The Viking HRTF Dataset v2

It is our pleasure to announce that the Viking HRTF dataset v2 is now available in open access!

The Viking HRTF dataset v2 is a collection of head-related transfer functions (HRTFs) measured at the University of Iceland. It includes full-sphere HRTFs measured on a dense spatial grid (1513 positions) with a KEMAR mannequin with different pairs of artificial pinnae attached.

The 20 pairs of 35 Shore OO silicone pinna replicas

A first version of the dataset had been released in May 2019. In this second version, the used artificial pinnae were re-casted from the existing inverse molds with 35 Shore OO silicone for both the left and right channels of the KEMAR. Furthermore, the HRTF measurements have been taken inside the anechoic chamber of the University of Iceland in Reykjavík and free-field compensated.

The HRTF measurement setup

The dataset, available in SOFA format, contains measurements for 20 different pairs of artificial pinna replicas (subjects A to T, where T is a pair of standard large KEMAR anthropometric pinnae replicas) plus a pair of flat baffles simulating a “pinna-less” condition (subject Z). 3D scans of the 20 left pinna replicas are also included.

More information is available on the official page of the dataset on Zenodo.


On June 24, 2020, our student Marius George Onofrei presented the paper “3D ear shape as an estimator of HRTF notch frequency” at the 17th Sound and Music Computing Conference, annual forum of the international Sound and Music Computing Community. You can download the final proceedings version of the paper here.

The conference, organized by three institutions from Torino, Italy together with Aalborg University, has been an entirely free virtual event broadcasted on YouTube on June 24-26. Day 1 had a total number of over 1,500 views. You can watch all the conference sessions on demand on the SMC 2020 YouTube channel.

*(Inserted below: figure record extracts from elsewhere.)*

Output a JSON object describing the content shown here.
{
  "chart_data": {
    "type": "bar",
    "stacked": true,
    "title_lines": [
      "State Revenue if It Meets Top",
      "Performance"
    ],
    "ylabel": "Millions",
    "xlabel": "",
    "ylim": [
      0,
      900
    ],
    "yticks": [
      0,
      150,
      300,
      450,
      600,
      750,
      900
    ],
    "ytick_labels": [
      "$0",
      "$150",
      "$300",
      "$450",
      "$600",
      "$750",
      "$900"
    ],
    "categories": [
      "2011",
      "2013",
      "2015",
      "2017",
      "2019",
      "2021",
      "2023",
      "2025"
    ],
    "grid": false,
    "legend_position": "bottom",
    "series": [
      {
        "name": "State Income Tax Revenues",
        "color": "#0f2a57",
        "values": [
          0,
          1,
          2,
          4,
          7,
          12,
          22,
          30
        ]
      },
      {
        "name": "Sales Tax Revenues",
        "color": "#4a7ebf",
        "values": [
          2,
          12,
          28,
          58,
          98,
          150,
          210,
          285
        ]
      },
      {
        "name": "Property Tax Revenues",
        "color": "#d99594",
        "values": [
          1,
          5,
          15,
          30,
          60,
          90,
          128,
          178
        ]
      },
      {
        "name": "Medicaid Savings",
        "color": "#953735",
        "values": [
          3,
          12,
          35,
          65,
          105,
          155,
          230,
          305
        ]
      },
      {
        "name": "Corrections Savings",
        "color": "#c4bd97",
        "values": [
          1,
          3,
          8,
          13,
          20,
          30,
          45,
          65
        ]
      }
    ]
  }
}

Accepted paper @SMC 2020 conference

Our paper 3D ear shape as an estimator of HRTF notch frequency” (M.G. Onofrei, R. Miccini, R. Unnthórsson, S. Serafin, S. Spagnol) has been accepted for presentation at the 17th Sound and Music Computing Conference that will be held fully virtually on June 24-26, 2020. The conference has members of IT’S A DIVE among its organizers, and will feature this year a dedicated oral session on spatial sound.

Measured and predicted N1 tracks for four test subjects.

The paper makes use of a new dataset of HRTFs (cfr. previous post) containing high resolution median-plane acoustical measurements of a KEMAR mannequin with 20 different left pinna models as well as 3D scans of the same pinna models. This allows for an investigation of the relationship between 3D ear features and the first pinna notch N1 present in the HRTFs. We propose a method that takes the 3D pinna mesh and generates a dataset of depth maps of the pinna viewed from various median-plane elevation angles, each having an associated pinna notch frequency value as identified in the HRTF measurements. A multiple linear regression model is then fit to the depth maps, aiming to predict the corresponding N1. The results of the regression model show moderate improvement to similar previous work built on global and elevation-dependent anthropometric pinna features extracted from 2D images.